Intelligence vs blended price per million tokens on AWS Bedrock, April 2026 -- the orange Pareto frontier and the legacy trap. Source: Spencer Penn's model tiering analysis; Artificial Analysis methodology.

Second, the shape. Price does not track capability linearly -- it tracks it in tiers, with a Pareto frontier running from open-weight workhorses up to the frontier models, and a scattering of dominated options you should simply never buy. The most instructive dot on the chart is the legacy trap: Claude Opus 4, still listed at $15/$75 per million tokens -- three times the price of its own successors for less capability -- for no reason other than that nobody repriced it and some buyers never rechecked. Every procurement person who has ever found a five-year-old part number still billing at launch price knows this dot.

To make it concrete, I priced four identical workloads -- ten million chatbot turns, a million RAG answers, half a million coding-agent turns, a hundred thousand document extractions -- across the tiers. Same work, every month:



The same four workloads priced across model tiers: $252,500 a month at the top of the sheet, $3,280 at the bottom. Source: Spencer Penn's apples-to-apples workload model, AWS Bedrock list prices, April 2026.

Frontier models at the top of the sheet run that bundle at $252,500 a month. The bottom of the sheet does it for $3,280. Nobody should run all four workloads on either extreme -- that is the point. You do not need Opus or Fable to copy cells from one table to another or to add up a column of numbers -- and yes, I am aware Fable is #1 on the Arena this week; that is precisely the kind of thing that changes -- any more than you need aerospace-grade titanium for a shelf bracket. And you genuinely do not want the $0.04 model reasoning through a supplier contract. The question is never "what is cheapest"; it is "what is the cheapest model that still passes the eval for this task." Which is, word for word, a should-cost question.
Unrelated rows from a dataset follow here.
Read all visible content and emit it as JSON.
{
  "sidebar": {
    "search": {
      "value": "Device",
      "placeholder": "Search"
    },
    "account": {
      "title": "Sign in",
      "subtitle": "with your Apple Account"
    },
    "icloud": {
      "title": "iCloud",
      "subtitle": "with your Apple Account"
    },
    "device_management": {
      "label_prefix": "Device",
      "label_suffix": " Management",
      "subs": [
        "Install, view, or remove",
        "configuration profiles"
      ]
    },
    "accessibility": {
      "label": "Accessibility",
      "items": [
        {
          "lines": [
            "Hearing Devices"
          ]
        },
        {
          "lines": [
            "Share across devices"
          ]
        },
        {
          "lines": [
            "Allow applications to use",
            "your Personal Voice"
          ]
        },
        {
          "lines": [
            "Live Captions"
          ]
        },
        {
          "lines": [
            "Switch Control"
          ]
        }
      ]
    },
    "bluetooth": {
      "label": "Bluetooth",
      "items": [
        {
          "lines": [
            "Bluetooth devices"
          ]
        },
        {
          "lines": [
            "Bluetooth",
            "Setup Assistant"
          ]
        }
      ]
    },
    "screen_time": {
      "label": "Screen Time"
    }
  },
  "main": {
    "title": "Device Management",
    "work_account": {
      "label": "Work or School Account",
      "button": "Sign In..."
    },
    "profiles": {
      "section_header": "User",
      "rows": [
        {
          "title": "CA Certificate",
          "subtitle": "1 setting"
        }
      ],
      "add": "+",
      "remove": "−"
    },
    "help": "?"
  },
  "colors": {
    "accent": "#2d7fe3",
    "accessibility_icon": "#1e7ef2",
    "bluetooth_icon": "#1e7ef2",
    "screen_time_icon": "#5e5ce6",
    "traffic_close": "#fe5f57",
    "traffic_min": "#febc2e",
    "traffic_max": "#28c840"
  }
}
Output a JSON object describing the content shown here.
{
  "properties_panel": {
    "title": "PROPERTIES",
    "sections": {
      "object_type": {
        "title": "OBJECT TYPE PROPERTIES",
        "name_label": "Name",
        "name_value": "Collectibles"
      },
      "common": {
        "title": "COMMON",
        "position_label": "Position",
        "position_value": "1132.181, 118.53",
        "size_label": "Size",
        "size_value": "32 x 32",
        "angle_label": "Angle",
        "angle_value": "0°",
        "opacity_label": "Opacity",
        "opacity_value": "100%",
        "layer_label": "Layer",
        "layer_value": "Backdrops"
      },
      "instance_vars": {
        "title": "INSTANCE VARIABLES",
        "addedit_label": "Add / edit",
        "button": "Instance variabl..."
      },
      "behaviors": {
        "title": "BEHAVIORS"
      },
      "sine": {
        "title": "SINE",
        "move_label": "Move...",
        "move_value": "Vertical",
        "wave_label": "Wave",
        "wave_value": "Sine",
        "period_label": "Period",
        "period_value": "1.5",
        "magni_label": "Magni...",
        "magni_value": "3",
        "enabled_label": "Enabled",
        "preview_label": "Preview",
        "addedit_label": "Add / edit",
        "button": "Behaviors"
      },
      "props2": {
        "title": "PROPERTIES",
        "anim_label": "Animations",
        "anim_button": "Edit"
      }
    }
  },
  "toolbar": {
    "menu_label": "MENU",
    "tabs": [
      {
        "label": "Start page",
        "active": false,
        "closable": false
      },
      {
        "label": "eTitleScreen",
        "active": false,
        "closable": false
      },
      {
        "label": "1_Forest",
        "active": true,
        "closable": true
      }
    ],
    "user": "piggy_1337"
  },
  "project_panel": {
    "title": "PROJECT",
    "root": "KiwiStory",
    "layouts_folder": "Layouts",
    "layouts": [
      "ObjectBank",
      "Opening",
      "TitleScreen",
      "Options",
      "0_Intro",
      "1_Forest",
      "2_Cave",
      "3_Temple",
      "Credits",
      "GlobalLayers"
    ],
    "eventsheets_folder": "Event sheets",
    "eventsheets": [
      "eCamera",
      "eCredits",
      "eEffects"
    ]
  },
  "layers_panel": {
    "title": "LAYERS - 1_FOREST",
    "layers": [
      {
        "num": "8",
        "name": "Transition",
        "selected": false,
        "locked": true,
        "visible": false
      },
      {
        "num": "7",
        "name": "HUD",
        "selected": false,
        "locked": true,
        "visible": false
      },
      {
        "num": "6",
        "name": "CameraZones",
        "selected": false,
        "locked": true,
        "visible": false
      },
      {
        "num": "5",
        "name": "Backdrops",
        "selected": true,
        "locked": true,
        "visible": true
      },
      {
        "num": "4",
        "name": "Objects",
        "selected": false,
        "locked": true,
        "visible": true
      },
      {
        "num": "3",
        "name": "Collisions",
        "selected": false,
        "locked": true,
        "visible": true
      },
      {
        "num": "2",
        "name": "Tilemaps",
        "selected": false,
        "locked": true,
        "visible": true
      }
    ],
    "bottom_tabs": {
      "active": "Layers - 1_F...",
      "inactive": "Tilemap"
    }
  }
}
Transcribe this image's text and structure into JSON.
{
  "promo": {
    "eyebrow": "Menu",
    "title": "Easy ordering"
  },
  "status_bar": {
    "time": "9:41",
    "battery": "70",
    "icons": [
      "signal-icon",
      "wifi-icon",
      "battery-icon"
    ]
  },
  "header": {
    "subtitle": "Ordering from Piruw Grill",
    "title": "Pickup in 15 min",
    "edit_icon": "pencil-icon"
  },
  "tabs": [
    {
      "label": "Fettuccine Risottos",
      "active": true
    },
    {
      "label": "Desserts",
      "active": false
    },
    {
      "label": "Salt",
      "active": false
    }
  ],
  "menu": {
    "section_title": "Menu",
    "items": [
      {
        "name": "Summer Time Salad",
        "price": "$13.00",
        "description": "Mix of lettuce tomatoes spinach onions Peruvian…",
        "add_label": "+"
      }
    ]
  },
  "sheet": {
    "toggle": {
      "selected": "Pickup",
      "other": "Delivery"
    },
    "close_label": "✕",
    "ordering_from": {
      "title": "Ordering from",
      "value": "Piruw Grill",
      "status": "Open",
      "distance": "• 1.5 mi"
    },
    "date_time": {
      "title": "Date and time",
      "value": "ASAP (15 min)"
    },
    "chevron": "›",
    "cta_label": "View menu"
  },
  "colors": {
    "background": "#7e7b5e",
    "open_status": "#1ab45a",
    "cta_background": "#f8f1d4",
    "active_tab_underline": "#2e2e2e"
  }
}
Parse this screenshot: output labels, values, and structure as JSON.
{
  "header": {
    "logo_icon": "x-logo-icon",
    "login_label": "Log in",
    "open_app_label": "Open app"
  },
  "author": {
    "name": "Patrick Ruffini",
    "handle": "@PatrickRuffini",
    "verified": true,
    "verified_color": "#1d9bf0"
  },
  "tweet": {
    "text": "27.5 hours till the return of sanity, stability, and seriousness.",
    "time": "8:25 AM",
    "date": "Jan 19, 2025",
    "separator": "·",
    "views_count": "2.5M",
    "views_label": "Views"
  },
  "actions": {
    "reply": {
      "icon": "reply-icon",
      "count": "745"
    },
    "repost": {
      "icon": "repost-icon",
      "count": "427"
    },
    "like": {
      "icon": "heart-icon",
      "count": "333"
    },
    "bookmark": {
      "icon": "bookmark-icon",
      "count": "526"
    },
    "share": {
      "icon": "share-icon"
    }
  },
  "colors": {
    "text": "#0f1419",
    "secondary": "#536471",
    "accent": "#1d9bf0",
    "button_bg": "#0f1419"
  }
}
Here is the sheet itself, abridged to the rows that tell the story:

Tier

Model

$/1M

Score

S

Claude Opus 4.7*

$20.00

97

S

Claude Opus 4 (legacy)

$60.00

91

A

Claude Sonnet 4.6*

$12.00

91

A

DeepSeek v3.2*

$1.54

86

A

GLM 5

$2.65

85

A

MiniMax M2.5*

$0.98

84

A

Kimi K2.5

$2.40

83

A

Qwen3 235B*

$0.72

82

B

Claude Haiku 4.5

$4.00

78

B

DeepSeek V3.1

$1.41

76

B

Llama 3.3 70B

$0.72

72

C

Nemotron 3 Super

$0.53

72

C

gpt-oss-120b

$0.49

70

C

Llama 4 Scout

$0.54

68

* On the Pareto frontier. Blended $ per 1M tokens (3:1 input:output), AWS Bedrock list prices, April 17, 2026; Score = intelligence index, Artificial Analysis methodology. Download the full workbook (xlsx) -- all 68 models, the four-workload cost calculator, value rankings, and use-case recommendations.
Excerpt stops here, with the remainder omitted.